$1.5m payout for Marryatt possible - expert
Christchurch City Council chief executive Tony Marryatt could pocket up to $1.5 million if he is forced out of his job, an employment expert says.
Marryatt has come under fire since the council announced in December that it had granted him a $68,000 pay rise.
Organisers of a mass protest last week called for his removal, while Cr Tim Carter urged the Government to step in and replace him with an appointed commissioner, saying he had acted "as the 14th councillor".
However, an early departure could cost ratepayers dearly.
Employment relations consultant Mark McGinn said criticism of Marryatt's performance by councillors had made him a "lame duck".
While divisions in a board of directors over a chief executive's performance were normal, McGinn said, the attacks had "whipped up public sentiment" against Marryatt.
The public release of Marryatt's employment contracts and performance reviews was unusual. "If you look around the country and think about other prominent dismissals, nobody that I can think of has ever been exposed to what he has been exposed to."
McGinn said concerns about Marryatt's management style would not be enough to justify his dismissal, and councillors were ultimately responsible for making a decision based on his recommendations.
"You'd have to go way beyond some of the things the public are so angry about, like the Henderson properties and so forth,'' he said. ''Even if it is a poor management decision, it was nonetheless accepted by his employers."
If Marryatt resigned he would have a strong case for constructive dismissal, based on the effect of the criticism on his ability to do the role.
"He could say, `I'm just an employee, not a public figure, but you have gone out and diminished my reputation, and it's clear in doing so that you have made my position untenable'," McGinn said.
The council would have to pay out the remainder of Marryatt's current contract and his 2 1/2-year contract starting in May.
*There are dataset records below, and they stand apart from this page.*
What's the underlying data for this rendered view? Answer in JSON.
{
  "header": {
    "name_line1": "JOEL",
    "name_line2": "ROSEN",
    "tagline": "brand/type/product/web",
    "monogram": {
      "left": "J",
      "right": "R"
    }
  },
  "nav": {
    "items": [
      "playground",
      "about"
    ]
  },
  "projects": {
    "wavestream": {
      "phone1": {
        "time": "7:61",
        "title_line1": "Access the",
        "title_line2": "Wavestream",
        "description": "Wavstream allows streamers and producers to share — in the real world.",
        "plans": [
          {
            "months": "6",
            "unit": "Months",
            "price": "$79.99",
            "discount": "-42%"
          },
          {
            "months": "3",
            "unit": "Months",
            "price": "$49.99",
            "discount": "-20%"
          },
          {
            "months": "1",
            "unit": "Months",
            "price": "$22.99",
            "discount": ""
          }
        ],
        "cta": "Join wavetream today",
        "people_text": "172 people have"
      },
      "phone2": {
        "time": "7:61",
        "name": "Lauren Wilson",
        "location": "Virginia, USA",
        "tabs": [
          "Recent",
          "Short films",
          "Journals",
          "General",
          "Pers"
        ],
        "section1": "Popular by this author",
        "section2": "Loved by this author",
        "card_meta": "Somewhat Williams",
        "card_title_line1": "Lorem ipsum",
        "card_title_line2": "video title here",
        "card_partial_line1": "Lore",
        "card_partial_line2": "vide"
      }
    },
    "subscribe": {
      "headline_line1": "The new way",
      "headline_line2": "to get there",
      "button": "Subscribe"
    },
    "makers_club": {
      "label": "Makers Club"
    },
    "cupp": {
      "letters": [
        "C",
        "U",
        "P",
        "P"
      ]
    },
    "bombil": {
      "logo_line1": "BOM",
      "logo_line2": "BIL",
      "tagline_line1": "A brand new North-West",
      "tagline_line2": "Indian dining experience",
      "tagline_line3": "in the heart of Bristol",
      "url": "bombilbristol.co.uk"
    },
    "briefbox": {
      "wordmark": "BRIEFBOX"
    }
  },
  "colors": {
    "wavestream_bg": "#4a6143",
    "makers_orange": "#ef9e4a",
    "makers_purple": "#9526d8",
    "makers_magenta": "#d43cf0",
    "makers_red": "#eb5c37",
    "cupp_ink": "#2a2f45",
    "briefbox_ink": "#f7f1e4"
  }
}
He was likely to receive compensation for "distress and humiliation" and legal costs.
The Employment Relations Authority would also have to consider how the criticism had affected Marryatt's ability to secure work at another council when determining compensation, McGinn said.
Mayor Bob Parker said the council had not sought legal advice on the likelihood of a grievance case, but it was "generally known" it had been put at risk by councillors' comments.
"As far as personal grievances go, councillors publicly calling for the Government to replace the chief executive or being involved in a demonstration ... are effectively the most dangerous things you could do."
However, Marryatt had told him he was prepared to continue in the role.
"He has told me that the job is very important to him, that it matters, and that he derives a great deal of professional pleasure from his work ... He's not ... talking about a personal grievance."
Parker did not believe the situation was beyond repair, and said councillors needed to commit to working professionally with Marryatt.
"You don't have to like someone or agree with them to have a perfectly appropriate working relationship, I'm sure we all understand that," he said.
Councillors were currently working on a charter that would establish "bottom lines" for professional behaviour between elected members and staff, he said.